Lei Ming, Cooper Patricia J, Camelliti Patrizia, Kohl Peter
Department of Physiology, University of Oxford, Oxford OX1 3PT, UK.
Cardiovasc Res. 2002 Jan;53(1):68-79. doi: 10.1016/s0008-6363(01)00459-x.
(i) to characterize the electrophysiological properties of the slowly activating delayed rectifier potassium current, i(Ks), defined as the 293b-sensitive current, during the action potential (AP) of rabbit sino-atrial node (SAN) pacemaker cells; (ii) to evaluate the contribution of i(Ks) to the pacemaker AP under physiological conditions and during beta-adrenergic stimulation.
Rabbit SAN pacemaker cells were studied using the perforated patch clamp technique in voltage-, AP- and current-clamp modes.
Voltage-clamp findings. Block of i(Ks) by 293b is dose-dependent, with an IC(50) (half block) in rabbit SAN cells of 1.35 microM and an IC(80) (sub-maximal block) of 5 microM. Sub-maximal concentrations of 293b have no significant effects on long-lasting and transient inward calcium currents, i(Ca,L) and i(Ca,T), inward hyperpolarization activated current, i(f), and transient outward current, i(to). AP-clamp experiments. The 293b-sensitive current activates near the peak of the SAN pacemaker action potential, reaches a mean maximal current density of 1.0+/-0.3 pA/pF (n=8, cell capacitances 27 to 62 pF, mean 35+/-4.0 pF) during late repolarization, and inactivates towards the end of repolarization. Additionally, in two smaller cells (cell capacitances 15 and 23 pF), no discernible 293b-sensitive current component was detected. Current-clamp data. In spontaneously beating SAN cells under control conditions, sub-maximal block of i(Ks) by 5 microM 293b has negligible effects on action potential characteristics and does not change average cycle length (n=11). In contrast, after pre-treatment with 10 nM isoprenaline to mimic beta-adrenergic stimulation, cells showed a 293b-induced depolarization of maximum diastolic potential by 2.2+/-1%, a decrease in diastolic depolarization rate by 9.9+/-4%, and a slowing of late action potential repolarization by 28.7+/-10.2%, resulting in a prolongation of spontaneous cycle length by 9.8+/-3.0% (P<0.05, n=10; for all parameters).

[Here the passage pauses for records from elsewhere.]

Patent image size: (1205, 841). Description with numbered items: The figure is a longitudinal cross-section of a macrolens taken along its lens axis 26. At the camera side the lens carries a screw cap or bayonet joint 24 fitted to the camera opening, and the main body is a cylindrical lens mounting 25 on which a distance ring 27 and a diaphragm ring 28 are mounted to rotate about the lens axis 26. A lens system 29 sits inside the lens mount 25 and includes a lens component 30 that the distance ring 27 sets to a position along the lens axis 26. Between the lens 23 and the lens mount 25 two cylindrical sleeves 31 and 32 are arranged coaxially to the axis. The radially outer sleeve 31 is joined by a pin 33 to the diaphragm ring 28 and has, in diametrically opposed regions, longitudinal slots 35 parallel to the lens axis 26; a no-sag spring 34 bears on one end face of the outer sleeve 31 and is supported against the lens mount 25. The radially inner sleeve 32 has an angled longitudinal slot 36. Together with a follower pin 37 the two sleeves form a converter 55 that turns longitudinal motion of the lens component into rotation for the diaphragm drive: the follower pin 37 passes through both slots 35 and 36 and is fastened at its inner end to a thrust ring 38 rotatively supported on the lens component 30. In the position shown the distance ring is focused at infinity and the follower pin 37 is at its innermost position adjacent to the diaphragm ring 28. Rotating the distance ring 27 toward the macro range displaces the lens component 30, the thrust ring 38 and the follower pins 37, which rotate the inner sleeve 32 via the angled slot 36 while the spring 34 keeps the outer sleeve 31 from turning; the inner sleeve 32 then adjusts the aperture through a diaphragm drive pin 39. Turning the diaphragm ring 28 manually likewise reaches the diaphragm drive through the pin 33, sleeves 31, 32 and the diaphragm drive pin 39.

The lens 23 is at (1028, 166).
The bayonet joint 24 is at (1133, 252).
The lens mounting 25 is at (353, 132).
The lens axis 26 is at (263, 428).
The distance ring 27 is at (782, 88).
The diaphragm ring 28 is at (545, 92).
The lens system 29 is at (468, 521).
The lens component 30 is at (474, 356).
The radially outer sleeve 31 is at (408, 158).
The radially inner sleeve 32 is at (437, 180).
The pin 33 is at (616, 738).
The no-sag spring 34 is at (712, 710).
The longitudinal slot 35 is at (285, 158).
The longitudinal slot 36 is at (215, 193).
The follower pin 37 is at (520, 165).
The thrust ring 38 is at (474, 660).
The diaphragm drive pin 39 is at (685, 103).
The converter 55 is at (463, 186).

Our findings suggest that in rabbit SAN: (i) i(Ks) is activated during the normal pacemaker AP; (ii) the contribution of i(Ks) to beating rate is small under control conditions; and (iii) i(Ks) contributes significantly to spontaneous pacemaker rate during beta-adrenergic stimulation.
(i)表征缓慢激活延迟整流钾电流(i(Ks),定义为对293b敏感的电流)在兔窦房结(SAN)起搏细胞动作电位(AP)期间的电生理特性;(ii)评估i(Ks)在生理条件下和β-肾上腺素能刺激期间对起搏细胞动作电位的贡献。
使用穿孔膜片钳技术,在电压钳、动作电位钳和电流钳模式下研究兔SAN起搏细胞。
电压钳结果。293b对i(Ks)的阻断呈剂量依赖性,兔SAN细胞中的半数抑制浓度(IC(50))为1.35微摩尔,80%抑制浓度(IC(80))为5微摩尔。亚最大浓度的293b对持久和瞬时内向钙电流(i(Ca,L)和i(Ca,T))、内向超极化激活电流(i(f))以及瞬时外向电流(i(to))无显著影响。动作电位钳实验。293b敏感电流在SAN起搏细胞动作电位峰值附近激活,在复极化后期达到平均最大电流密度1.0±0.3皮安/皮法(n = 8,细胞电容27至62皮法,平均35±4.0皮法),并在复极化末期失活。此外,在两个较小的细胞(细胞电容15和23皮法)中,未检测到可辨别的293b敏感电流成分。电流钳数据。在对照条件下自发搏动的SAN细胞中,5微摩尔293b对i(Ks)的亚最大阻断对动作电位特征的影响可忽略不计,且不改变平均周期长度(n = 11)。相反,在用10纳摩尔异丙肾上腺素预处理以模拟β-肾上腺素能刺激后,细胞显示293b诱导最大舒张电位去极化2.2±1%,舒张期去极化速率降低9.9±4%,动作电位晚期复极化减慢28.7±10.2%,导致自发周期长度延长9.8±3.0%(P<0.05,n = 10;所有参数)。
我们的研究结果表明,在兔SAN中:(i)i(Ks)在正常起搏细胞动作电位期间被激活;(ii)在对照条件下,i(Ks)对搏动频率的贡献较小;(iii)在β-肾上腺素能刺激期间,i(Ks)对自发起搏频率有显著贡献。